Thursday, July 19, 2012

Sacajawea

I’d love to paddle the Missouri, and in just a week and a half will make the Great River Rumble, which is an event that paddles 144 miles of it. That makes hardly a decimal point in the 2,341 total miles that the river travels, but it will get me back on the water, and wet Ibi’s hull in both the Missouri and a few miles of the Mississippi. Of course, you can’t say Missouri River without your thoughts turning to the Lewis and Clark Expedition. Then, any discussion of Lewis and Clark leads logically to Sacajawea (or Sacagawea), who contributed significantly to their success.


Sacajawea
Sculpture by Leonard McMurry

Sacajawea was of the Shoshoni tribe, from near the headwaters of the Missouri River, in the mountains of Western Montana. (The Comanche tribe was a later offshoot of the Shoshoni.) She was born in 1788 in Idaho, and those of us who follow our joint interests in paddling have to love her name, which means “canoe launcher.” The Hidatsa tribe, that kidnapped her when she was twelve, called her “bird woman.” I’ll refer you to a piece I did on Sacajawea on a 16 April 2011 post rather than repeat the same information. It’s worth jumping back to that for more insight into this fascinating woman.

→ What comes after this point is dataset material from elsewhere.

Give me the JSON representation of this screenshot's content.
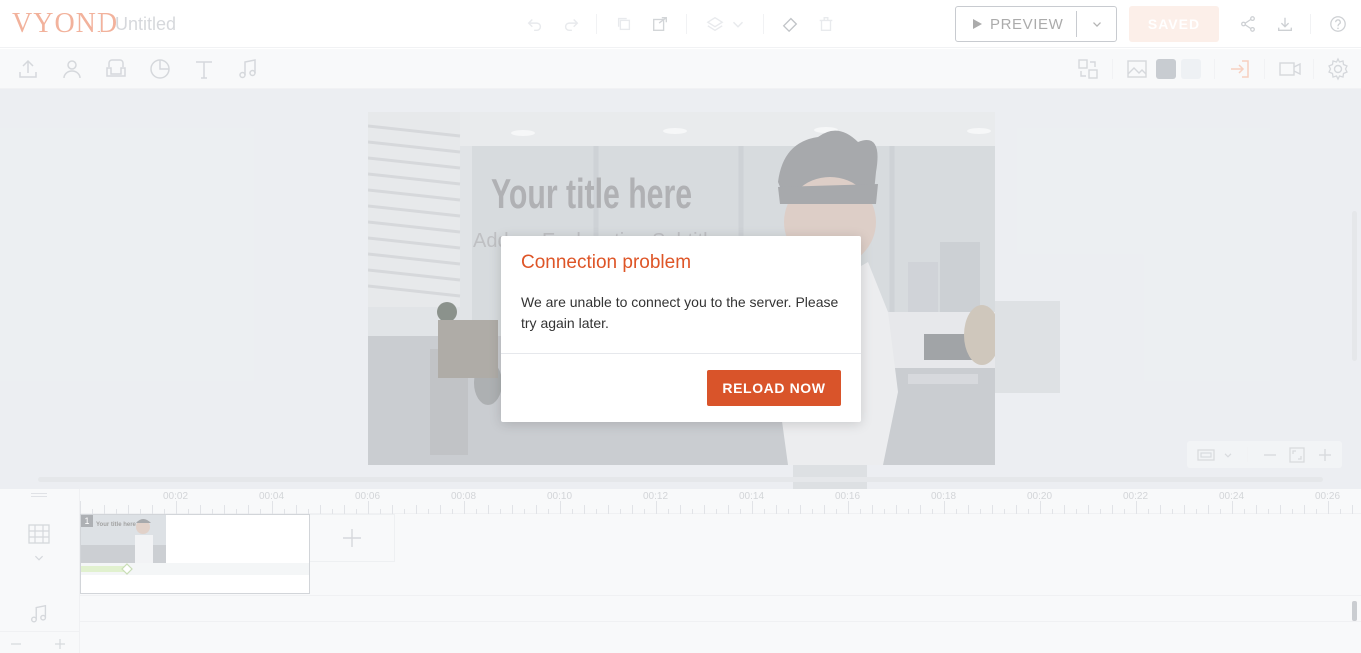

After the expedition, she was awarded a special medal by the United States for her great service as guide and interpreter for Lewis and Clark, and for her contribution to the American people in helping to open the lands of the Louisiana Purchase. Many works of art have memorialized her as one of the greatest American Indians.


Credit: crystalinks.com/shoshoni

Information on her death is less clear than that about her birth. Historical documents have her dying of an unknown disease in 1812, but Native American oral tradition suggests she died on 9 April 1884, and that she was buried near the Shoshoni Agency on the Wind River Reservation in Wyoming.

In 2000, the U.S. Mint issued a coin depicting Sacajawea and her son. Since no pictures exist of her in life, a modern Shoshoni-Bannock woman modeled for the likeness. While it is a worthy memorial to her contribution to history, this would also have to be true of this sculpture done by Leonard McMurry.